The Horn of Africa (HOA), comprising of Djibouti, Eritrea, Ethiopia, Somalia and Sudan is the most conflict-ridden region in the continent. These festering conflicts are underpinned by historical, socio-economic and interlinked factors. These intra-state and inter-state conflicts have over time compounded by a combination of intra-regional and international intervention. Such interventions have been driven by competing national interests, and a host of factors: economic, political, and security, strategic—linked to the war on terror and the international concerns related to acts of piracy off the coast of Somalia.
International intervention in the region has in some regards contributed to the intractability of the conflicts and insecurity in the region. The presence of international actors including the United States, France, and more recently China, as well as the activities of transnational criminal networks call for more scientific and critical studies about the nature of the conflict dynamics and its regional dynamics. These interlinked conflicts and insecurities would definitely require holistic multidimensional approaches and mechanisms, that go beyond the protracted and narrow, fragmented ‘nationalist’ and politicized perspectives that tend to characterize studies on the conflicts in the Horn.
These convoluted problems are also embedded within the precarious project of state building in the HOA. The states in the HOA are defined as either failed or fragile. The modern state is characterised by certain features, notably bureaucratisation, institutionalisation and democratisation which are in dearth in the region. These are interlinked variables that increasingly define modern state building process. The process and evolution of modern state building in HOA could be linked to three factors that are broadly believed to account for the malfunctioning of the state, which in turn may explain the spate of inter-state and intra-state conflicts bedevilling the region.

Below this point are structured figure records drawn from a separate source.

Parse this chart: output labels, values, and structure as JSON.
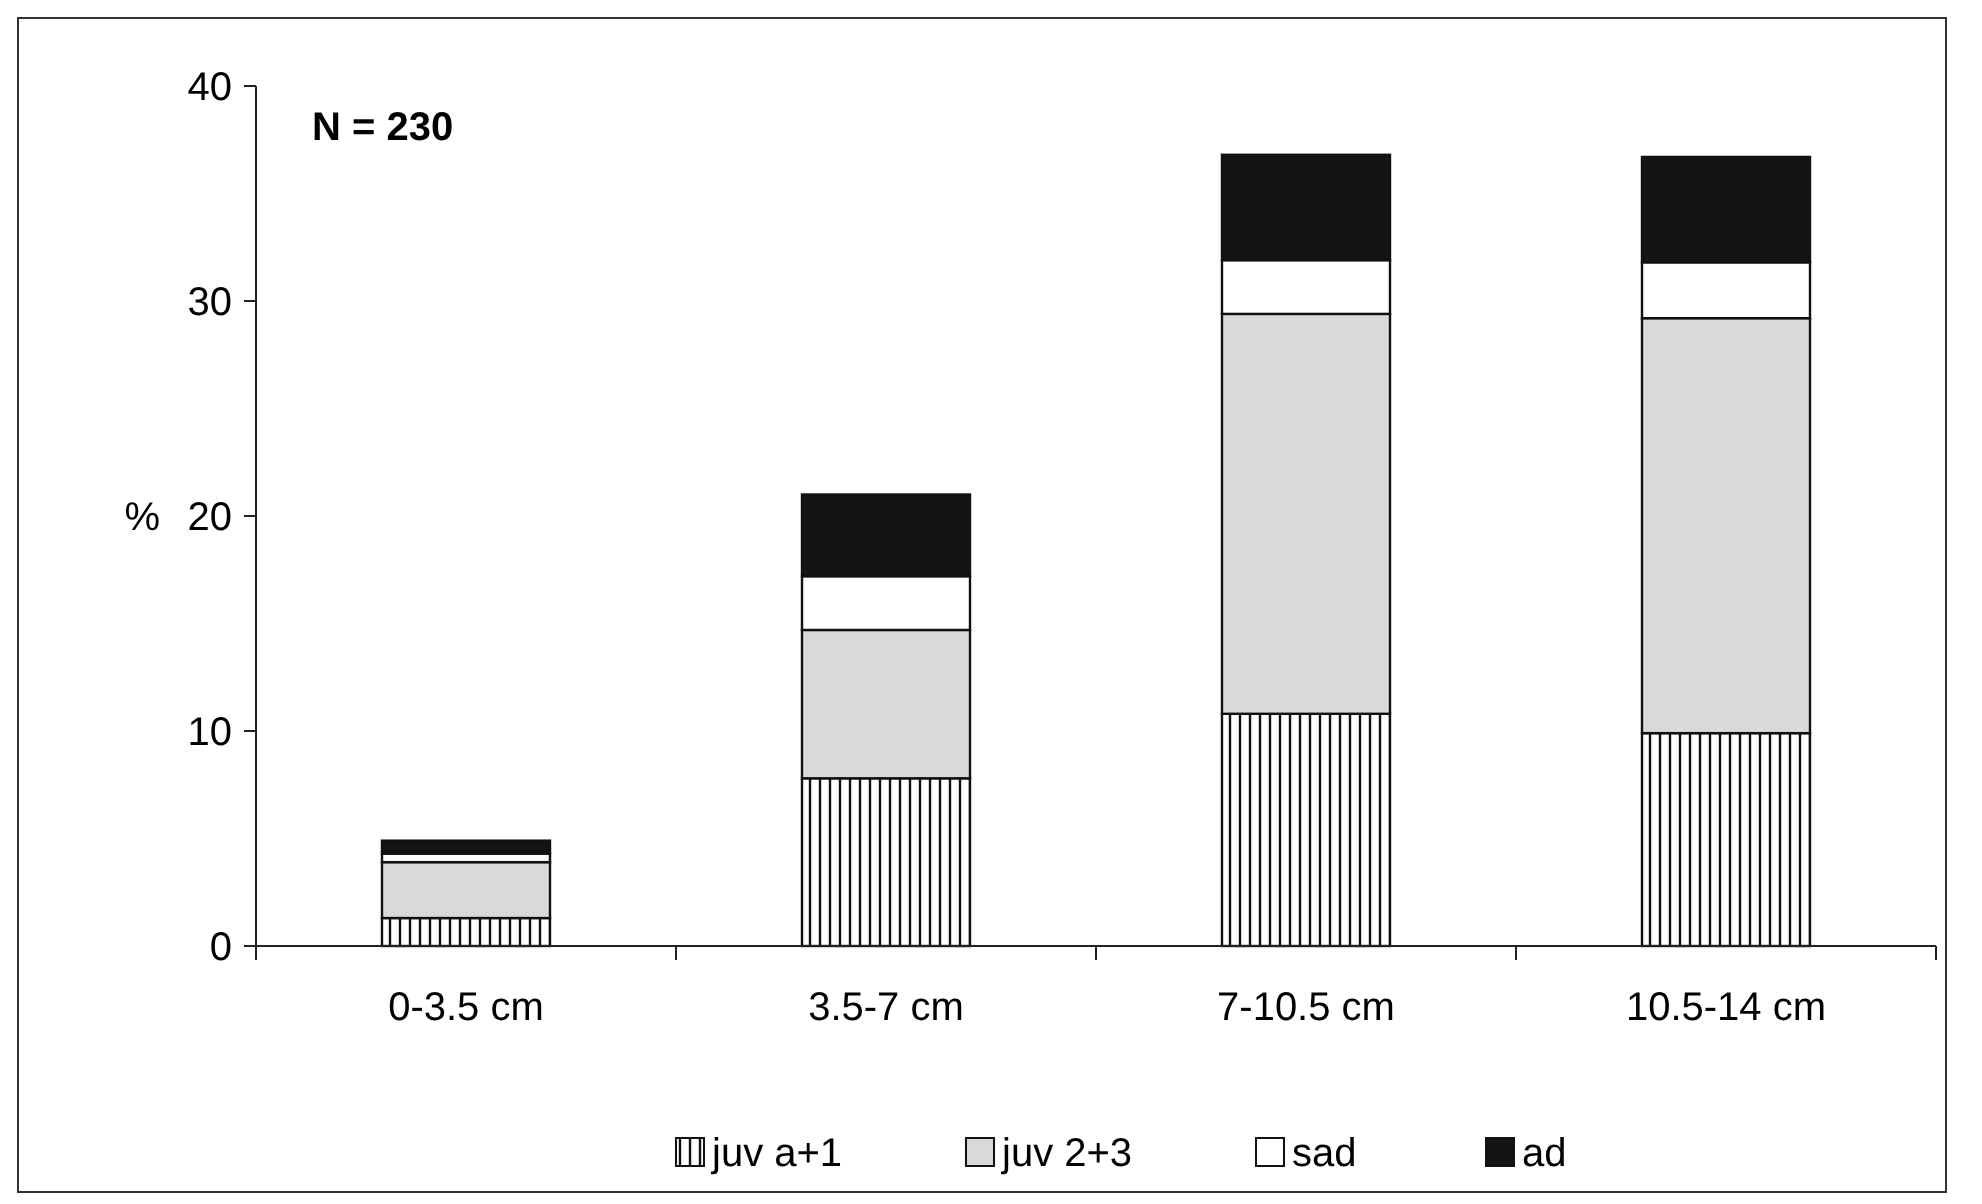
{
  "chart_data": {
    "type": "bar",
    "stacked": true,
    "ylabel": "%",
    "categories": [
      "0-3.5 cm",
      "3.5-7 cm",
      "7-10.5 cm",
      "10.5-14 cm"
    ],
    "series": [
      {
        "name": "juv a+1",
        "color": "#111111",
        "values": [
          1.3,
          7.8,
          10.8,
          9.9
        ]
      },
      {
        "name": "juv 2+3",
        "color": "#d9d9d9",
        "values": [
          2.6,
          6.9,
          18.6,
          19.3
        ]
      },
      {
        "name": "sad",
        "color": "#ffffff",
        "values": [
          0.4,
          2.5,
          2.5,
          2.6
        ]
      },
      {
        "name": "ad",
        "color": "#141414",
        "values": [
          0.6,
          3.8,
          4.9,
          4.9
        ]
      }
    ],
    "ylim": [
      0,
      40
    ],
    "yticks": [
      0,
      10,
      20,
      30,
      40
    ],
    "grid": false,
    "legend": "bottom",
    "annotations": [
      "N = 230"
    ]
  }
}
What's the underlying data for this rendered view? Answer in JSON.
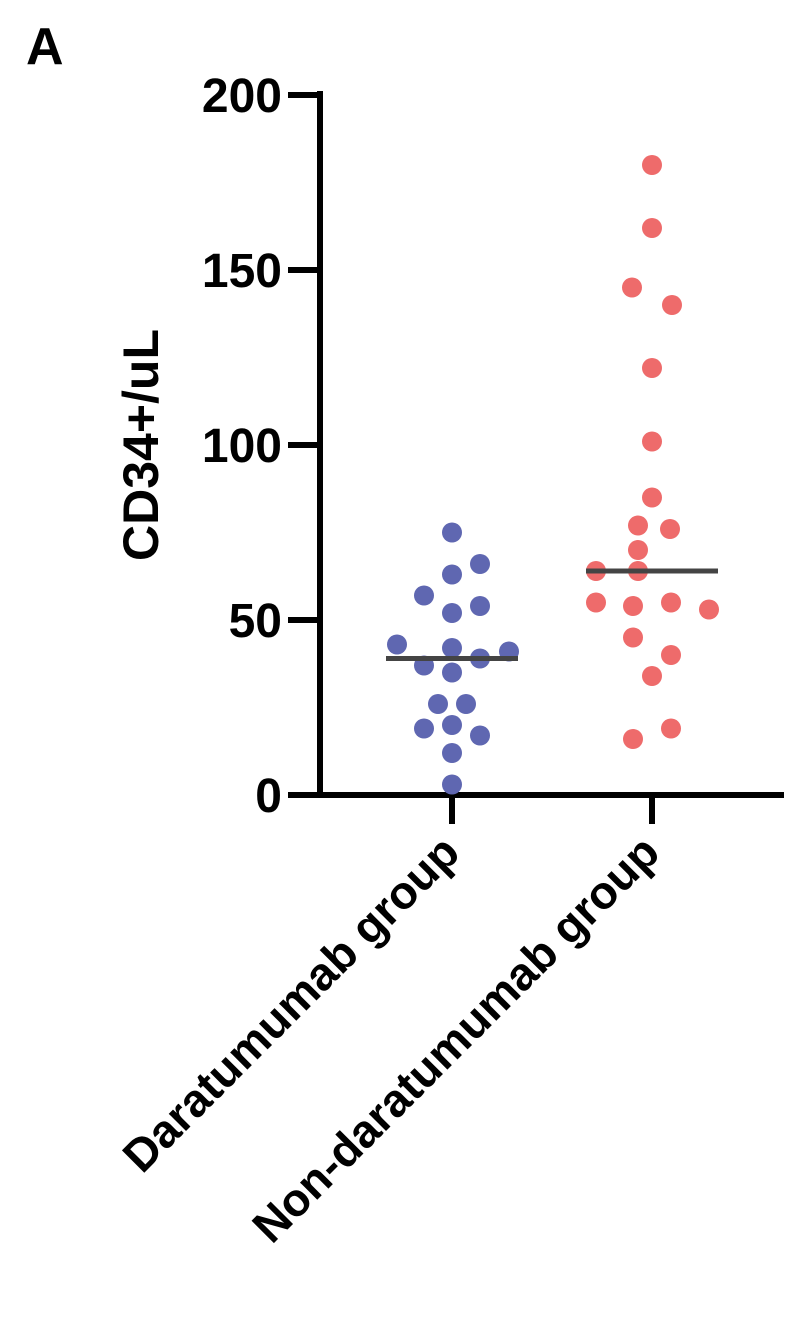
{
  "panel_label": "A",
  "chart_data": {
    "type": "scatter",
    "ylabel": "CD34+/uL",
    "ylim": [
      0,
      200
    ],
    "yticks": [
      0,
      50,
      100,
      150,
      200
    ],
    "categories": [
      "Daratumumab group",
      "Non-daratumumab group"
    ],
    "series": [
      {
        "category": "Daratumumab group",
        "color": "#5f67b1",
        "median": 39,
        "points": [
          {
            "offset": 0,
            "y": 75
          },
          {
            "offset": 0.28,
            "y": 66
          },
          {
            "offset": 0,
            "y": 63
          },
          {
            "offset": -0.28,
            "y": 57
          },
          {
            "offset": 0.28,
            "y": 54
          },
          {
            "offset": 0,
            "y": 52
          },
          {
            "offset": -0.55,
            "y": 43
          },
          {
            "offset": 0,
            "y": 42
          },
          {
            "offset": 0.57,
            "y": 41
          },
          {
            "offset": 0.28,
            "y": 39
          },
          {
            "offset": -0.28,
            "y": 37
          },
          {
            "offset": 0,
            "y": 35
          },
          {
            "offset": -0.14,
            "y": 26
          },
          {
            "offset": 0.14,
            "y": 26
          },
          {
            "offset": 0,
            "y": 20
          },
          {
            "offset": -0.28,
            "y": 19
          },
          {
            "offset": 0.28,
            "y": 17
          },
          {
            "offset": 0,
            "y": 12
          },
          {
            "offset": 0,
            "y": 3
          }
        ]
      },
      {
        "category": "Non-daratumumab group",
        "color": "#ee6b6b",
        "median": 64,
        "points": [
          {
            "offset": 0,
            "y": 180
          },
          {
            "offset": 0,
            "y": 162
          },
          {
            "offset": -0.2,
            "y": 145
          },
          {
            "offset": 0.2,
            "y": 140
          },
          {
            "offset": 0,
            "y": 122
          },
          {
            "offset": 0,
            "y": 101
          },
          {
            "offset": 0,
            "y": 85
          },
          {
            "offset": -0.14,
            "y": 77
          },
          {
            "offset": 0.18,
            "y": 76
          },
          {
            "offset": -0.14,
            "y": 70
          },
          {
            "offset": -0.56,
            "y": 64
          },
          {
            "offset": -0.14,
            "y": 64
          },
          {
            "offset": -0.56,
            "y": 55
          },
          {
            "offset": 0.19,
            "y": 55
          },
          {
            "offset": -0.19,
            "y": 54
          },
          {
            "offset": 0.57,
            "y": 53
          },
          {
            "offset": -0.19,
            "y": 45
          },
          {
            "offset": 0.19,
            "y": 40
          },
          {
            "offset": 0,
            "y": 34
          },
          {
            "offset": 0.19,
            "y": 19
          },
          {
            "offset": -0.19,
            "y": 16
          }
        ]
      }
    ],
    "median_color": "#444444"
  }
}
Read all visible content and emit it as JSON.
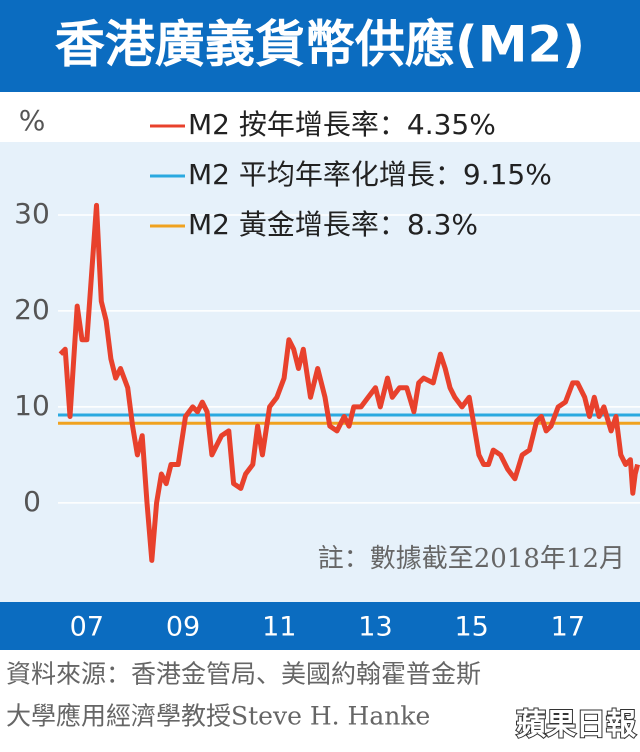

One of these relate to the legacies of colonial history, the legacies of the Cold War, and internal cleavages and political conflicts. The Sudan, Somalia, Djibouti and Eritrea relate to the first and second, while Ethiopia can be linked to the second and third factors. The alienation of indigenous institutions, authorities and practices, internal contradictions and division as well as external powers have, arguably, affected the states in the region leading to crises, conflicts and instability.